= List of UK Dance Singles Chart number ones of 2001 =

These are The Official UK Charts Company UK Official Dance Chart number one hits of 2001. The dates listed in the menus below represent the Saturday after the Sunday the chart was announced, as per the way the dates are given in chart publications such as the ones produced by Billboard, Guinness, and Virgin.
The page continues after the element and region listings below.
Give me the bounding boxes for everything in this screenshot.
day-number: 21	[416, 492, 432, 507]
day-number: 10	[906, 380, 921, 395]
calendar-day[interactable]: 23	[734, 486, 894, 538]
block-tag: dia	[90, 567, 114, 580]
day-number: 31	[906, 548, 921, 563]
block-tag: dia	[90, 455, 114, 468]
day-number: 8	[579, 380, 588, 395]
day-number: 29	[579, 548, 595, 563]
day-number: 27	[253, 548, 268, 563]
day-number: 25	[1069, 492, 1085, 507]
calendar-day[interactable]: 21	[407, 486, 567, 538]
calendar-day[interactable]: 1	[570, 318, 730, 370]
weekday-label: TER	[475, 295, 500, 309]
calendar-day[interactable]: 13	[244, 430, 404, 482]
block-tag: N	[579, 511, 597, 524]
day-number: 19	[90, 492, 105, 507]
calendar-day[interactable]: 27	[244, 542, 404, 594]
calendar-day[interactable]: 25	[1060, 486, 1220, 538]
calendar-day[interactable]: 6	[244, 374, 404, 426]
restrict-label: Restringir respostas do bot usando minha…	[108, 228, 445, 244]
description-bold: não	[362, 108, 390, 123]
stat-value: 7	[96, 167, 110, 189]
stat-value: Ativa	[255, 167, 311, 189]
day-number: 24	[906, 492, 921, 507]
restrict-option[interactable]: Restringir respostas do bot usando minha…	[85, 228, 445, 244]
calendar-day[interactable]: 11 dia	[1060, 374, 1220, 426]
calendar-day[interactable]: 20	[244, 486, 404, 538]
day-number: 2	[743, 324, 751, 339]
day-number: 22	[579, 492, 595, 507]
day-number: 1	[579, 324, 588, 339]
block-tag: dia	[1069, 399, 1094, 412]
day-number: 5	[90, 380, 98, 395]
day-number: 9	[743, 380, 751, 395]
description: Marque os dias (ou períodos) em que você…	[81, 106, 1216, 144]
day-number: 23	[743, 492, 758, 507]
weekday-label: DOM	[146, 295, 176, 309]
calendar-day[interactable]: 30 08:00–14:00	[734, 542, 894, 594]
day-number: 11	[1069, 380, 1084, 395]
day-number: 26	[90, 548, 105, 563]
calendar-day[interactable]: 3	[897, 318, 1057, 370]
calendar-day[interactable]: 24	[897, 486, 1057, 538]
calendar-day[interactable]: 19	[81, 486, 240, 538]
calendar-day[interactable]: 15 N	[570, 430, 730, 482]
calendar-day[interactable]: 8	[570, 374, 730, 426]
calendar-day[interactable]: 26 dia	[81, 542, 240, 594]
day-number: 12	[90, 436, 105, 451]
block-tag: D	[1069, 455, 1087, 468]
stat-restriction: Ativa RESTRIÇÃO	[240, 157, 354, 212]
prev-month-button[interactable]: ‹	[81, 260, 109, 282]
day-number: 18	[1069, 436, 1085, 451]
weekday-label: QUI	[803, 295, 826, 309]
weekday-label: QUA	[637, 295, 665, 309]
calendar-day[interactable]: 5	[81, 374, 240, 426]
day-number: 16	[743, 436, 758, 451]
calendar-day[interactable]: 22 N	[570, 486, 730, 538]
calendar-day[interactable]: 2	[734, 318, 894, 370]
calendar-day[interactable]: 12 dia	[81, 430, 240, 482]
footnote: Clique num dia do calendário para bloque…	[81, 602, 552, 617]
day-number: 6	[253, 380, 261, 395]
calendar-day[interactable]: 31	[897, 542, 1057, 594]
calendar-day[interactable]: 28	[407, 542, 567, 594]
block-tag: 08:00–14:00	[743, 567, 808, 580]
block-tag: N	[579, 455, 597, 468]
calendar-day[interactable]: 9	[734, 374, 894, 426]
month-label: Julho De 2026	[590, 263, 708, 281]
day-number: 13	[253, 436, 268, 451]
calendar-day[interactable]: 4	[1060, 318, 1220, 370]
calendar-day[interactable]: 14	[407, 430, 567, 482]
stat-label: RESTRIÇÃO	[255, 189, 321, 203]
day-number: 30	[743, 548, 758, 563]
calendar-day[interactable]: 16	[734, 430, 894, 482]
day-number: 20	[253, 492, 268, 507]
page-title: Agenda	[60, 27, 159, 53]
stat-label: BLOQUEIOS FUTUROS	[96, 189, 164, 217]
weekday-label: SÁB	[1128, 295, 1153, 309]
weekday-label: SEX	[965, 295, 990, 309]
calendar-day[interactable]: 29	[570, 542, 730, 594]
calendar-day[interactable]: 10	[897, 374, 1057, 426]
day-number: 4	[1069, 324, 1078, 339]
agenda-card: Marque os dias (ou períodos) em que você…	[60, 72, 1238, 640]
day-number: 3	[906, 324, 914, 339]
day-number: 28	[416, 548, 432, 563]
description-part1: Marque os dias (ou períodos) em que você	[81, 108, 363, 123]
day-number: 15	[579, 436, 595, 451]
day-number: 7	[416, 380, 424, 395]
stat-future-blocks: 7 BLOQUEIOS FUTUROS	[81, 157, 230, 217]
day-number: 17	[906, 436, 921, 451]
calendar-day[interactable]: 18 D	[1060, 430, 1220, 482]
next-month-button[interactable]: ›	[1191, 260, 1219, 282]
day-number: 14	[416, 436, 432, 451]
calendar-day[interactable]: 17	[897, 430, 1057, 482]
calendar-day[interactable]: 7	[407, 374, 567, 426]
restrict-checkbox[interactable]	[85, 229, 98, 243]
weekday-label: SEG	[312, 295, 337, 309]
| Issue date | Song | Artist |
|---|---|---|
| 6 January | "Coming Home" | K-Warren featuring Lee-O |
| 13 January | "Komodo (Save a Soul)" | Mauro Picotto |
| 20 January | "Camels" | Santos |
| 27 January | "Camels" | Santos |
| 3 February | "Boom Selection" | Genius Cru |
| 10 February | "Boom Selection" | Genius Cru |
| 17 February | "Synaesthesia (Fly Away)" | The Thrillseekers featuring Sheryl Deane |
| 24 February | "American Dream" | Jakatta |
| 3 March | "American Dream" | Jakatta |
| 10 March | "The Vision" | Mario Più presents DJ Arabesque |
| 17 March | "Piano Loco" | DJ Luck & MC Neat |
| 24 March | "Dirty Beats" | Roni Size/Reprazent |
| 31 March | "Joy" | Mark Ryder |
| 7 April | "Salsoul Nugget (If U Wanna)" | M&S presents The Girl Next Door |
| 14 April | "Happiness" | Sound De-Zign |
| 21 April | "How You Like Bass" | Norman Bass |
| 28 April | "Get Ur Freak On" | Missy Elliott |
| 5 May | "Love Is Not a Game" | J Majik featuring Kathy Brown |
| 12 May | "Back Up (To Me)" | Wookie featuring Lain |
| 19 May | "Secrets" | Mutiny UK |
| 26 May | "Up Middle Finger" | Oxide & Neutrino |
| 2 June ^{[a]} | "Do You Really Like It?" | DJ Pied Piper and the Masters of Ceremonies |
| 9 June | "Just Can't Get Enough (No No No No)" | Eye to Eye featuring Taka Boom |
| 16 June | "Romeo" | Basement Jaxx |
| 23 June | "Booo!" | Sticky featuring Ms. Dynamite |
| 30 June | "Obsession" / "Tear Out Me Heart" | Future Cut |
| 7 July | "Up All Night" / "Take Control" | John B |
| 14 July ^{[a]} | "Another Chance" | Roger Sanchez |
| 21 July | "Castles in the Sky" | Ian Van Dahl |
| 28 July | "Meet Her at the Love Parade 2001" | Da Hool |
| 4 August | "Witness (1 Hope)" | Roots Manuva |
| 11 August | "Babarabatiri" | Gypsymen |
| 18 August ^{[a]} | "21 Seconds" | So Solid Crew |
| 25 August | "Superstylin'" | Groove Armada |
| 1 September | "Hide U" | Kosheen |
| 8 September | "21st Century" | Weekend Players |
| 15 September | "Body Rock" | Shimon & Andy C |
| 22 September | "It Began in Afrika" | The Chemical Brothers |
| 29 September | "Papua New Guinea 2001" | Future Sound Of London |
| 6 October | "Right On!" | Silicone Soul |
| 13 October | "Jus 1 Kiss" | Basement Jaxx |
| 20 October | "Flawless" | The Ones |
| 27 October | "Sambuca" | Wideboys featuring Dennis G |
| 3 November | "Sambuca" | Wideboys featuring Dennis G |
| 10 November | "Rapture" | iiO |
| 17 November | "They Don't Know" | So Solid Crew |
| 24 November | "They Don't Know" | So Solid Crew |
| 1 December | "Thunderball" / "Lazy Bones" | Moving Fusion |
| 8 December ^{[a]} | "Gotta Get Thru This" | Daniel Bedingfield |
| 15 December | "Gotta Get Thru This" | Daniel Bedingfield |
| 22 December | "Gotta Get Thru This" | Daniel Bedingfield |
| 29 December | "Gotta Get Thru This" | Daniel Bedingfield |

- – the single was simultaneously number-one on the singles chart.